School prayer has never been abolished. State sponsored school prayer has been abolished.

A good teacher would not try to answer the question. Rather, she or he would question the students and inspire classroom discussion. Teaching is not so much “in put” as “drawing out.”

Exactly!

BTW, during the twenty years that I taught, not once did I ever have an administrator discuss with me whether I could or could not teach values. There were places on the report cards, however, where we could check that students needed improvement in such things as “borrows without asking.”

I did have to sit through daily Bible readings, sermons by tel-evangelists with diamonds on their pinkies, group prayers lead by administrators in faculty meetings, and teachers leading students in group prayer. All of it was unConstitutional.

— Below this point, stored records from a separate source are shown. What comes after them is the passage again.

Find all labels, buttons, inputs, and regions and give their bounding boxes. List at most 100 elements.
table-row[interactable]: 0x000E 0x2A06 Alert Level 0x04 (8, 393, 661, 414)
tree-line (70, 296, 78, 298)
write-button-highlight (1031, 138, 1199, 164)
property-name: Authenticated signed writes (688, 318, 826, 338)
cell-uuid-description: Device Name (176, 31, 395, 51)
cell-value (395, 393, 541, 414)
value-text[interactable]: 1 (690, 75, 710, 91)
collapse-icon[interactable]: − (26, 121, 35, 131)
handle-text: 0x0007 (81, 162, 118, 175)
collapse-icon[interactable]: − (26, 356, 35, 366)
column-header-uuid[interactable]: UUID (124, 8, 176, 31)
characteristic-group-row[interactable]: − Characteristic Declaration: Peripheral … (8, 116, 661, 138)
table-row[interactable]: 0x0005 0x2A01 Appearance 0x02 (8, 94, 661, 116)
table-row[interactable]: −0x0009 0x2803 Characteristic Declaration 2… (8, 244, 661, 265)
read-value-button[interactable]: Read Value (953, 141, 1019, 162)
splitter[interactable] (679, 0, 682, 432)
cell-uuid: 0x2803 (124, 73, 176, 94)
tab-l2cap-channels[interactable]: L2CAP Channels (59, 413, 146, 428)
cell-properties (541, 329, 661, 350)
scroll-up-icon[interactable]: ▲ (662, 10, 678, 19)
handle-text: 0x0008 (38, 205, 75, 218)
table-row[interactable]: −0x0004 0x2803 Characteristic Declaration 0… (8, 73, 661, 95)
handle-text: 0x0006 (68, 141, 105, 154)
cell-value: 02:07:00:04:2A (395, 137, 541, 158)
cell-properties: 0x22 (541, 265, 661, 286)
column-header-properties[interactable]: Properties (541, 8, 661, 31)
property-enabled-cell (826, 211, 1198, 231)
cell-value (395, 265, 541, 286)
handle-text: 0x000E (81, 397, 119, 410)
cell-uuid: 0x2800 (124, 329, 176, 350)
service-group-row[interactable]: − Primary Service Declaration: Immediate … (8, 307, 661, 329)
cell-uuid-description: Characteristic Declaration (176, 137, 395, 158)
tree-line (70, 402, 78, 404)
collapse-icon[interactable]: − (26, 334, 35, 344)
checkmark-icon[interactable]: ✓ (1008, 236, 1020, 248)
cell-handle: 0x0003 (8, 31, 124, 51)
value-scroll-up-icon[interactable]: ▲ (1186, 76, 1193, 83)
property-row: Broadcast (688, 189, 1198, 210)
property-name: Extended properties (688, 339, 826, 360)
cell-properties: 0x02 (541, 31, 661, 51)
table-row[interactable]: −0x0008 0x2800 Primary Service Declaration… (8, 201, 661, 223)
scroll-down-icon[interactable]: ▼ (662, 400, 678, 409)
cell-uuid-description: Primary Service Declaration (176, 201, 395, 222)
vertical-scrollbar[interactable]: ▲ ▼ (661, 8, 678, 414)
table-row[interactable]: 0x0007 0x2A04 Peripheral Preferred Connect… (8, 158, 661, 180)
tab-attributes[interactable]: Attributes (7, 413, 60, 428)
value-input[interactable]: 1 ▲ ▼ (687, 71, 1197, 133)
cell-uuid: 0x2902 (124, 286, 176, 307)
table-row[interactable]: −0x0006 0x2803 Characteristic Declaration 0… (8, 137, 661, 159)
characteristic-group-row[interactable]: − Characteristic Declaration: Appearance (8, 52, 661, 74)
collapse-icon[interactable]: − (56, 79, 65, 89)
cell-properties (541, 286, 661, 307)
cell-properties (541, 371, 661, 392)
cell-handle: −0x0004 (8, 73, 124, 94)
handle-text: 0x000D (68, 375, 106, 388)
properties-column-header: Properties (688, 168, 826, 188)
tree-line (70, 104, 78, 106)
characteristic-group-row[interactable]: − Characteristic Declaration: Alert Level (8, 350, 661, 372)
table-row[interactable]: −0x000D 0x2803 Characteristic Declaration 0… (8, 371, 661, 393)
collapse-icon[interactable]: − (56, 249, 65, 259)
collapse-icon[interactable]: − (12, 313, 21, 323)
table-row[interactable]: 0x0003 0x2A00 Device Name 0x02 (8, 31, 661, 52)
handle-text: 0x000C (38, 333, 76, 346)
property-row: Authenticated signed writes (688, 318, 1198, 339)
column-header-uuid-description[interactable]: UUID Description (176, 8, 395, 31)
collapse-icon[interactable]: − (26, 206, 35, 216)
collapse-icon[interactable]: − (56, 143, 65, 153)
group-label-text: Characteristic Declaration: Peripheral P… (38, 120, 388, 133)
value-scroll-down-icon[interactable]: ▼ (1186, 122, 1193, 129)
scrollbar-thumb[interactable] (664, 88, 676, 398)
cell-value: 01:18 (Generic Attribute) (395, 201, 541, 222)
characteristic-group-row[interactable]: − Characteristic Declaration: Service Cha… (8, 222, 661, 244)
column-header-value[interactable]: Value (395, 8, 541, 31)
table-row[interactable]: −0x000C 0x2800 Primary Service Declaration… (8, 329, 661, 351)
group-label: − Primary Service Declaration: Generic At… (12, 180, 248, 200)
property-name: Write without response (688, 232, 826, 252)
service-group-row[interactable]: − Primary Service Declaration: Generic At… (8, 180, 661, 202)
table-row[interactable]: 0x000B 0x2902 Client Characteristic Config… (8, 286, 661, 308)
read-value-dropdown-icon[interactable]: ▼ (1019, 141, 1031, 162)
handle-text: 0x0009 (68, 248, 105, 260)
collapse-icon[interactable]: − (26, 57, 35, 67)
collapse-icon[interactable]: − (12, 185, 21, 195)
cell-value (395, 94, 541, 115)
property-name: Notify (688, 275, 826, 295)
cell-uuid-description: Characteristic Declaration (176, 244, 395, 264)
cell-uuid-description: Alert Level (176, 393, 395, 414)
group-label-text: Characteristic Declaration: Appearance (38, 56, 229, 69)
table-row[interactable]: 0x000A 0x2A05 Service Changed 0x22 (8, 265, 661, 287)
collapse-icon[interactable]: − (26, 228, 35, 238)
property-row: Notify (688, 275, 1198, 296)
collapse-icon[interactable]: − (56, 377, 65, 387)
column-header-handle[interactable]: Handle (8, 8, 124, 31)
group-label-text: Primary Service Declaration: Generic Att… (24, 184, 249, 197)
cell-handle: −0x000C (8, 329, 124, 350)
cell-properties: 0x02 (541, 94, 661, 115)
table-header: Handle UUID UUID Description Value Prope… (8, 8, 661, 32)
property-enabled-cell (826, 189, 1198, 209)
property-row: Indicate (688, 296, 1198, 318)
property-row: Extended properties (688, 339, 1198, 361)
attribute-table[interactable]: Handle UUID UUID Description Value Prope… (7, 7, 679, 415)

At a faculty meeting, one teacher complained to the principal about his daily Bible readings over the intercom. I never saw that man so angry. He slammed down his fist and said that he would not stop until he go a court order telling him not to.

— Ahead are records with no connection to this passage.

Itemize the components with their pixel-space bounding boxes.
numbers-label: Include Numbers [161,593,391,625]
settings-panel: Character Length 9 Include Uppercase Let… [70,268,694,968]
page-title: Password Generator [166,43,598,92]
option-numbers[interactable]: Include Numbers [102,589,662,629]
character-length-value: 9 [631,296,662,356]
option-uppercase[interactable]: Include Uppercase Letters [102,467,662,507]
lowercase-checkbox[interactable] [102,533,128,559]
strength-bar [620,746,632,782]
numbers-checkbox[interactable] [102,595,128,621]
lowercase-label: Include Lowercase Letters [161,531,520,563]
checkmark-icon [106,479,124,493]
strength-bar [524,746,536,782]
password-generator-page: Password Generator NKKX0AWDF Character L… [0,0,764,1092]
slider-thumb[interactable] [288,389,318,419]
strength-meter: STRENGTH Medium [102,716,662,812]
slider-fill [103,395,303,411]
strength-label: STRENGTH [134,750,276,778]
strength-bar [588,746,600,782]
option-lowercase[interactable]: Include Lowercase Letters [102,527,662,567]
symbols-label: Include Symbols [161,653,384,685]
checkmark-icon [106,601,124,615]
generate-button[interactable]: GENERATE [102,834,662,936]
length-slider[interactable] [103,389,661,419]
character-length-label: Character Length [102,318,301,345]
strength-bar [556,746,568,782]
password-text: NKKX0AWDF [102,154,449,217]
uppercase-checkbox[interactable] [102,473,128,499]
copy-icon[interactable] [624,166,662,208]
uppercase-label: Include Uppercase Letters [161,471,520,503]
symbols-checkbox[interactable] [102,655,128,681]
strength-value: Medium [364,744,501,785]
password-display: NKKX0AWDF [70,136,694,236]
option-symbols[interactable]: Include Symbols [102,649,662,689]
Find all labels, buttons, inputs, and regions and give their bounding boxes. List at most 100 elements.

That was the wrong thing to say. Her husband was an attorney for the ACLU. :smiley:

In my two years working in public schools I certainly saw ethical values being taught. There was no problem with sayin that stealing was “wrong.”

Spectre did your father reveal the source of his information? Is he a big talk radio fan? Well rest assured he is completely misinformed.

I agree … which is to say that I share your values in regards to the sort of education we give and what sort of teachers we aspire to be. But historically speaking, we are very much in the minority; for most of human history, a teacher’s job was exactly to “put in;” and I’m not quite confident enough to say that they were all wrong and I’m all right.

I do a thing in my freshman writing class on this very subject. When we discuss how values are often subtly embedded in a text, I have them analyze my syllabus and teaching style and surmise what my values are as a teacher. Then I have them analyze my willingness to be analyzed and what that says … it all gets very meta-.

The idea that teacher’s should draw knowledge from the dark recesses of the students’ minds is not a new one. Plato believed, 2500 years ago, that people were born knowing nearly everything and education was only about getting them to realise it.

The problem is that this is entirely false for some fields. Language classes, for example, must deal with imparting knowledge to the students because no one is born already knowing Greek or Spanish or whatever without realising it. Same for computer science, a university student doesn’t know, say the API for XML in Python deep in his soul. And because there is so much to learn in this modern world, students should not be expected to be able to figure it out on their own over time through experiments like in the ancient world. Education must be about taking what your teacher is telling you. Learning on your own can be done after school hours or in grad school.

UnuMondo

Based on having several teachers in the family, I can see a round about way that schools can’t teach ethics. One of the largest complaints for my family teachers is that they do not have the power to back up any disciplining. If a child steals, and the teachers attempts to punish him, a majority of the time (from my relative’s telling) the child’s parents will simply storm the school and defend the child, not allowing the school to punish him in any way. Thus negating any “learning” of ethical behavior the teacher attempted to instill.

Then again, I don’t think it’s the school’s place to teach ethical behavior anyway. Sure they could be a backup, but a kid should get it from home.